# Is it possible to get a Dubai residency Visa without working? (please read)



## otaku49 (Dec 31, 2012)

Hello Expats!

I have been reading the Dubai forum for a couple of hours and I can't find exactly a response to my situation.

I have Venezuelan Nationality. I have Spanish residence as a relative of a European union citizen. I have a corporation in the USA and I earn my money as an investor in that company.

I would like to live in Dubai for 6-7 months each year and come to Spain only in the hottest months in Dubai.

I wonder if I can apply for some kind of Visa to live legally in Dubai without working or creating a company there.

Thanks in advance!


----------



## Chocoholic (Oct 29, 2012)

The short answer I think is probably no. As residents are sponsored by their employers of families.


----------



## Eamon (Mar 5, 2009)

otaku49 said:


> Hello Expats!
> 
> I have been reading the Dubai forum for a couple of hours and I can't find exactly a response to my situation.
> 
> ...


My wife is from Vz. How can I contact you privately? You can PM me once you have done 5 posts (I believe), so that could be an option


----------



## otaku49 (Dec 31, 2012)

Eamon said:


> My wife is from Vz. How can I contact you privately? You can PM me once you have done 5 posts (I believe), so that could be an option


I donp't know yet. I am new t this forum  But when I get to 5 posts, I will send you a PM.

thanks!


----------



## otaku49 (Dec 31, 2012)

Grt1 said:


> Yes you can buy resident visa from a company.... the price i believe is AED 10,000 to 15,000... depending on which category visa you purchase...


Could you give me more information about this? Who sells this? Is it legal to "buy" a visa?

Thanks!


----------



## Chocoholic (Oct 29, 2012)

otaku49 said:


> Could you give me more information about this? Who sells this? Is it legal to "buy" a visa?
> 
> Thanks!


I would say that's not particularly legal.
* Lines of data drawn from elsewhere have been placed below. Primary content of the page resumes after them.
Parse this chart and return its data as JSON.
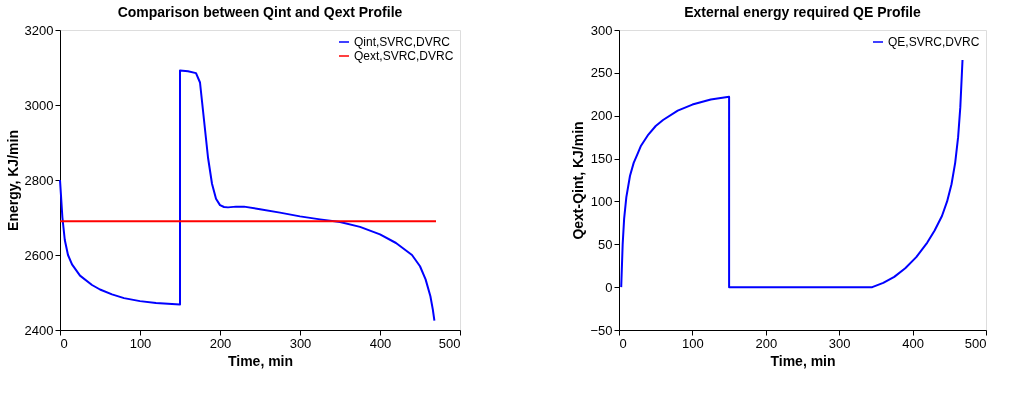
{
  "chart_data": [
    {
      "type": "line",
      "title": "Comparison between Qint and Qext Profile",
      "xlabel": "Time, min",
      "ylabel": "Energy, KJ/min",
      "xlim": [
        0,
        500
      ],
      "xticks": [
        0,
        100,
        200,
        300,
        400,
        500
      ],
      "ylim": [
        2400,
        3200
      ],
      "yticks": [
        2400,
        2600,
        2800,
        3000,
        3200
      ],
      "grid": false,
      "legend": "top right",
      "line_style": "solid",
      "series": [
        {
          "name": "Qint,SVRC,DVRC",
          "color": "#0000ff",
          "x": [
            0,
            3,
            6,
            10,
            15,
            25,
            40,
            50,
            65,
            80,
            100,
            120,
            150,
            150,
            160,
            170,
            175,
            180,
            185,
            190,
            195,
            200,
            205,
            210,
            220,
            230,
            250,
            275,
            300,
            325,
            350,
            375,
            400,
            420,
            440,
            450,
            457,
            463,
            466,
            468
          ],
          "values": [
            2800,
            2700,
            2640,
            2600,
            2575,
            2545,
            2520,
            2508,
            2495,
            2485,
            2477,
            2472,
            2468,
            3092,
            3090,
            3085,
            3060,
            2960,
            2860,
            2790,
            2750,
            2733,
            2728,
            2727,
            2729,
            2729,
            2722,
            2713,
            2703,
            2695,
            2688,
            2675,
            2655,
            2632,
            2600,
            2570,
            2535,
            2490,
            2455,
            2425
          ]
        },
        {
          "name": "Qext,SVRC,DVRC",
          "color": "#ff0000",
          "x": [
            0,
            470
          ],
          "values": [
            2690,
            2690
          ]
        }
      ]
    },
    {
      "type": "line",
      "title": "External energy required QE Profile",
      "xlabel": "Time, min",
      "ylabel": "Qext-Qint, KJ/min",
      "xlim": [
        0,
        500
      ],
      "xticks": [
        0,
        100,
        200,
        300,
        400,
        500
      ],
      "ylim": [
        -50,
        300
      ],
      "yticks": [
        -50,
        0,
        50,
        100,
        150,
        200,
        250,
        300
      ],
      "grid": false,
      "legend": "top right",
      "line_style": "solid",
      "series": [
        {
          "name": "QE,SVRC,DVRC",
          "color": "#0000ff",
          "x": [
            3,
            5,
            7,
            10,
            15,
            20,
            25,
            30,
            40,
            50,
            60,
            80,
            100,
            125,
            150,
            150,
            200,
            250,
            300,
            345,
            360,
            375,
            390,
            405,
            420,
            430,
            440,
            447,
            453,
            458,
            462,
            465,
            468
          ],
          "values": [
            0,
            50,
            80,
            105,
            130,
            145,
            155,
            165,
            178,
            188,
            195,
            206,
            213,
            219,
            222,
            0,
            0,
            0,
            0,
            0,
            5,
            12,
            22,
            35,
            52,
            66,
            83,
            100,
            120,
            145,
            175,
            210,
            265
          ]
        }
      ]
    }
  ]
}
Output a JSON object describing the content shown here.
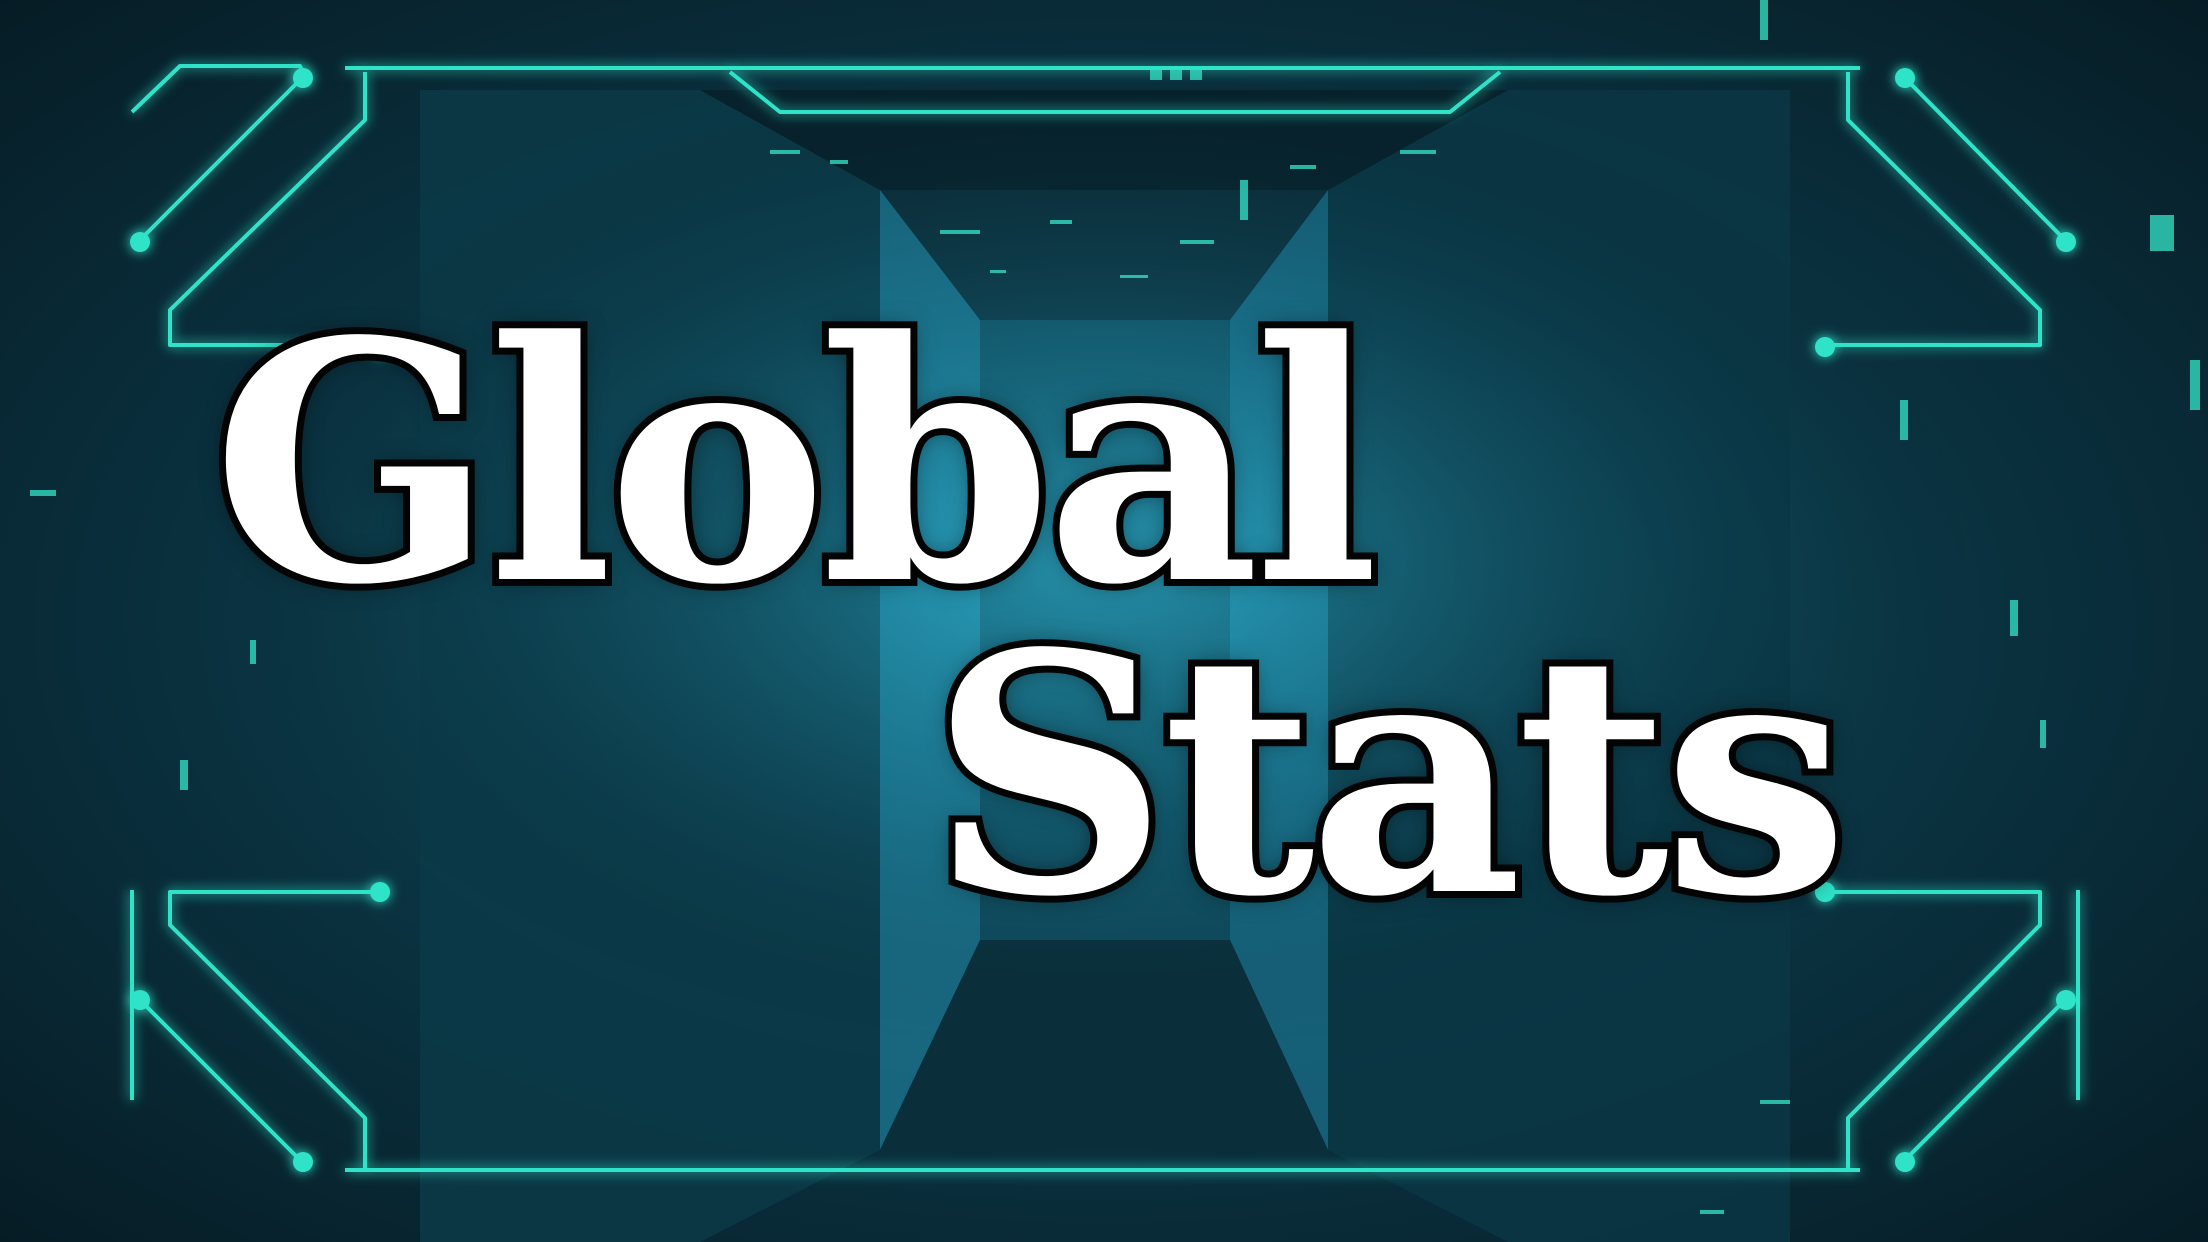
{
  "title": {
    "line1": "Global",
    "line2": "Stats"
  },
  "colors": {
    "neon_accent": "#2fe3c8",
    "title_fill": "#ffffff",
    "title_outline": "#050505",
    "background_dark": "#061c25",
    "background_glow": "#1c6f86"
  }
}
You could start your own company and get a visa that way OR get a freelance visa through one of the freezones OR buy a property over a certain value that entitles you to a visa.


----------



## otaku49 (Dec 31, 2012)

Is it possible to get a Freelancer visa without opening a business?

That sounds very interesting to me....


----------



## saraswat (Apr 28, 2012)

otaku49 said:


> Is it possible to get a Freelancer visa without opening a business?
> 
> That sounds very interesting to me....


Nope.. You either need a business, a consultancy of some sort would be one of the popular 'freelancer' setup's... or your other half, can sponsor you for a residency based on their visa (there are certain threshold's to be able to sponsor family here)... for males above the age of 18 (need to double check that age limit) parents cannot sponsor, but for females it is allowed (not sure if there is a age limit there..)

Also please do not look into 'buying' a visa or anything of that sort, it is completely illegal and you, along with the entity/person you get the visa through will be in a huge mess...


----------



## Mr Rossi (May 16, 2009)

Just to echo, you are opening up a whole world of hurt if you "buy" a visa.


----------



## Grt1 (Nov 7, 2012)

Okkk... had no idea that was illegal... heard from a a friend about it... never really needed to find out more....


----------



## Elphaba (Jan 24, 2008)

You can also buy a property for at least AED1M and get a six month renewable visa (under current terms)...




Note to all posters/visitors. We will not allow the promotion of illegal activity on this forum. You'd also be mad to consider such things given the penalties.


----------